SC To Reconsider Directions To Check Abuse of Section 498A IPC On Monday

SC To Reconsider Directions To Check Abuse of Section 498A IPC On Monday

The Supreme Court bench headed by Chief Justice Dipak Misra has scheduled for hearing on Monday the question for reconsideration of the directions to check abuse of Section 498A of the IPC laid down in the 2017 apex court judgment in Rajesh Sharma v. UOI.

Remarking that the directions govern the procedural aspects of the registration of a complaint by the police or the Magistrate under Section 498A, the Chief Justice envisaged a reading of the Statement of Objects and Reasons of the Criminal Law (Second Amendment) Act of 1983 inserting the said provision in the IPC, a consideration of earlier views of the various High Courts and of the Supreme Court, and a deliberation on whether a Family Welfare committee as directed by the bench of Justice Adarsh Kumar Goel and Justice UU Lalit in Rajesh Sharma should be constituted to look into any complaint before arrest is effected.

Senior counsel Indu Malhotra, having been appointed amicus curiae in a related petition by NGO Nyayadhar, submitted, “The judgment (in Rajesh Sharma) has been in operation since July, 2017 and no complaints under Section 498A has been registered since then”.

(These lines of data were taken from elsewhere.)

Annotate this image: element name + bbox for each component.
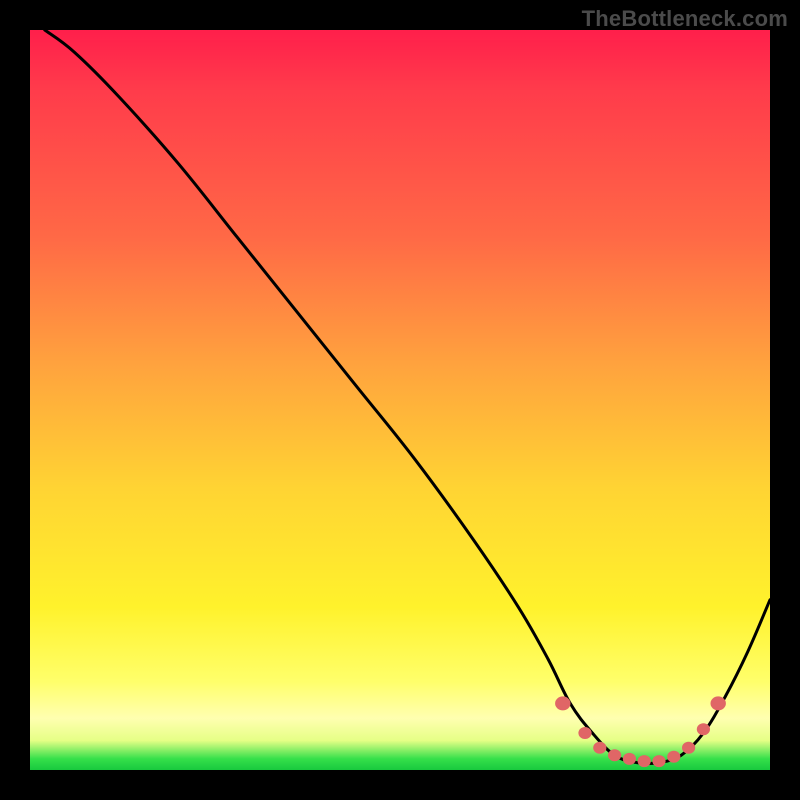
- plot-area: [30, 30, 770, 770]
- chart-frame: TheBottleneck.com: [0, 0, 800, 800]
- marker-dot: [667, 751, 680, 763]
- marker-dot: [593, 742, 606, 754]
- marker-dot: [578, 727, 591, 739]
- bottleneck-curve: [45, 30, 770, 764]
- marker-dot: [638, 755, 651, 767]
- marker-dot: [711, 696, 726, 710]
- watermark-text: TheBottleneck.com: [582, 6, 788, 32]
- marker-dot: [697, 723, 710, 735]
- optimal-range-markers: [555, 696, 726, 767]
- curve-svg: [30, 30, 770, 770]
- marker-dot: [623, 753, 636, 765]
- marker-dot: [555, 696, 570, 710]
- marker-dot: [652, 755, 665, 767]
- marker-dot: [608, 749, 621, 761]
- marker-dot: [682, 742, 695, 754]
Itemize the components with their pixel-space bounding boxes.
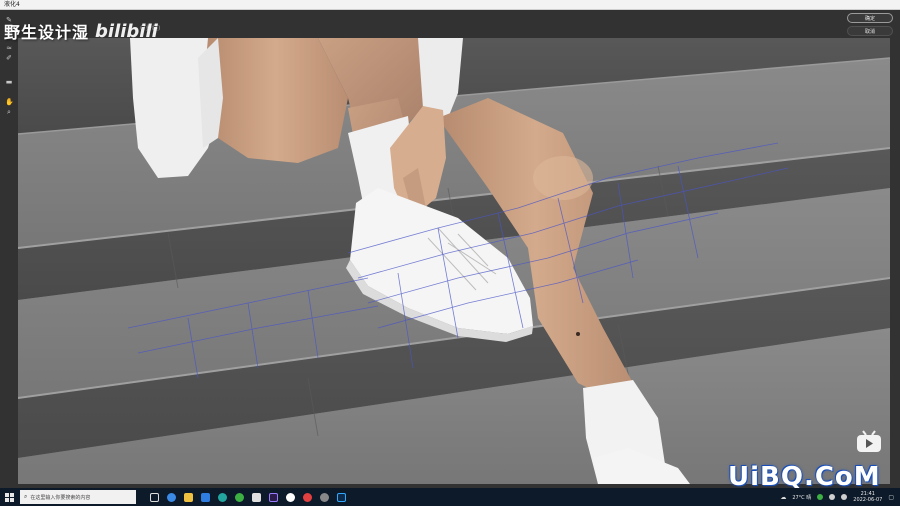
cloud-icon: ☁ [780,493,787,501]
weather-text[interactable]: 27°C 晴 [792,494,811,501]
cancel-button[interactable]: 取消 [847,26,893,36]
start-button[interactable] [0,488,18,506]
search-icon: ⌕ [24,493,28,500]
clock[interactable]: 21:41 2022-06-07 [853,491,882,503]
store-icon[interactable] [201,492,210,502]
search-placeholder: 在这里输入你要搜索的内容 [30,494,91,501]
ok-button[interactable]: 确定 [847,13,893,23]
freeze-mask-tool-icon[interactable]: ✐ [5,54,13,62]
title-bar: 液化4 [0,0,900,10]
liquify-window: 液化4 ✎ ⟲ ≈ ✐ ▬ ✋ ⌕ 确定 取消 (T拼缝) 野生设计湿 bili… [0,0,900,506]
photo-preview [18,38,890,484]
system-tray: ☁ 27°C 晴 21:41 2022-06-07 ▢ [780,488,900,506]
media-icon[interactable] [303,492,312,502]
window-title: 液化4 [4,1,20,8]
smooth-tool-icon[interactable]: ≈ [5,44,13,52]
app-icon[interactable] [286,492,295,502]
preview-canvas[interactable] [18,38,890,484]
taskbar: ⌕ 在这里输入你要搜索的内容 ☁ 27°C 晴 21:41 2022-06-07… [0,488,900,506]
volume-icon[interactable] [841,494,848,500]
photoshop-icon[interactable] [337,492,346,502]
notification-icon[interactable]: ▢ [888,494,894,501]
network-icon[interactable] [829,494,836,500]
clock-date: 2022-06-07 [853,497,883,503]
edge-icon[interactable] [218,492,227,502]
browser-icon[interactable] [167,492,176,502]
brand-watermark: 野生设计湿 bilibili [4,18,158,44]
bilibili-tv-icon [855,430,883,454]
thaw-mask-tool-icon[interactable]: ▬ [5,78,13,86]
wechat-icon[interactable] [235,492,244,502]
zoom-tool-icon[interactable]: ⌕ [5,108,13,116]
tools-panel: ✎ ⟲ ≈ ✐ ▬ ✋ ⌕ [0,10,18,488]
windows-icon [4,492,14,502]
brand-watermark-text: 野生设计湿 [4,23,90,42]
tray-app-icon[interactable] [817,494,824,500]
bilibili-logo: bilibili [95,20,158,42]
taskbar-search[interactable]: ⌕ 在这里输入你要搜索的内容 [20,490,136,504]
settings-icon[interactable] [320,492,329,502]
folder-icon[interactable] [184,492,193,502]
pinned-apps [150,492,346,502]
mail-icon[interactable] [252,492,261,502]
hand-tool-icon[interactable]: ✋ [5,98,14,106]
premiere-icon[interactable] [269,492,278,502]
properties-panel [892,10,900,488]
task-view-icon[interactable] [150,492,159,502]
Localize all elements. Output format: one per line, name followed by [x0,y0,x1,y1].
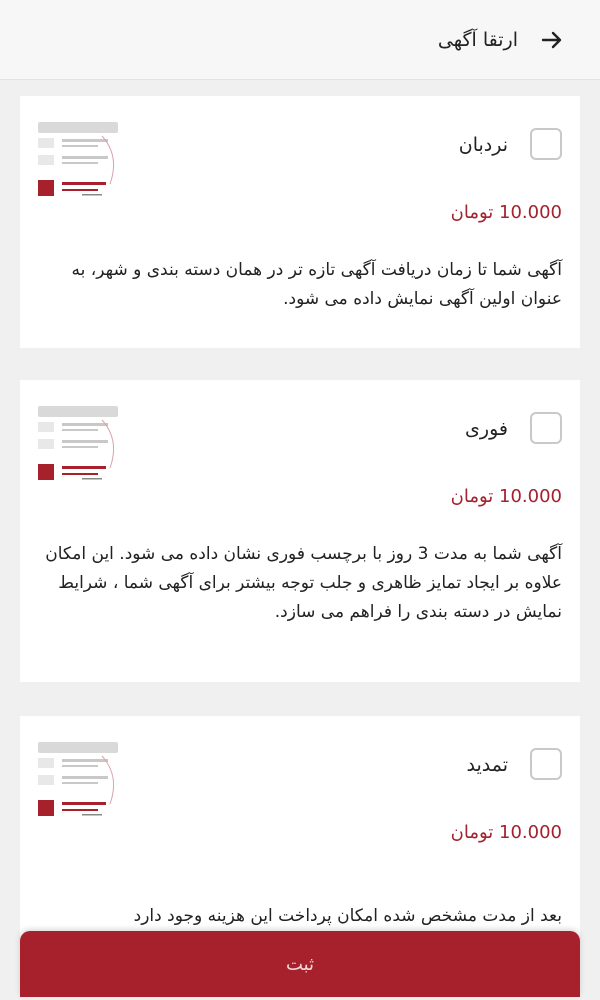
option-checkbox[interactable] [530,412,562,444]
option-price: 10.000 تومان [450,822,562,843]
option-description: آگهی شما به مدت 3 روز با برچسب فوری نشان… [45,544,562,622]
option-title: تمدید [466,754,508,776]
app-root: ارتقا آگهی نردبان 10.000 تومان آگهی شما … [0,0,600,1000]
option-title: نردبان [458,134,508,156]
arrow-right-icon [541,31,562,48]
ad-preview-illustration [38,406,118,480]
option-checkbox[interactable] [530,128,562,160]
option-checkbox[interactable] [530,748,562,780]
option-title: فوری [465,418,508,440]
upgrade-option-urgent[interactable]: فوری 10.000 تومان آگهی شما به مدت 3 روز … [20,380,580,682]
ad-preview-illustration [38,122,118,196]
option-price: 10.000 تومان [450,202,562,223]
ad-preview-illustration [38,742,118,816]
back-button[interactable] [532,20,572,60]
option-price: 10.000 تومان [450,486,562,507]
upgrade-option-ladder[interactable]: نردبان 10.000 تومان آگهی شما تا زمان دری… [20,96,580,348]
submit-button[interactable]: ثبت [20,931,580,997]
option-description: آگهی شما تا زمان دریافت آگهی تازه تر در … [71,260,562,309]
page-title: ارتقا آگهی [437,28,518,51]
option-description: بعد از مدت مشخص شده امکان پرداخت این هزی… [133,906,562,926]
header-bar: ارتقا آگهی [0,0,600,80]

It may be noted that hearing the petition on behalf of the said NGO, Chief Justice Misra had, on October 13, 2017, in context of the Rajesh Sharma judgments, remarked, “We are not in agreement with the judgment passed in the case. We can’t write the law. We can only interpret the law”.

On Friday, senior counsel Indira Jaising drew the attention of the bench to an order of Justice Goel and Justice Rohinton Nariman delivered on Thursday requiring the placing of the Rajesh Sharma judgment before the Chief Justice for reconsideration. She submitted that on account of the Supreme Court website having been hacked, it has not been possible to access the order. When the Chief Justice remarked that the same was an administrative order, Jaising advanced that it was a judicial order.

It was also contended on Friday that the 2017 judgment has necessitated prima facie truth of the allegations to be made out before arrest or other coercive action is effected and consequently, women are being harassed.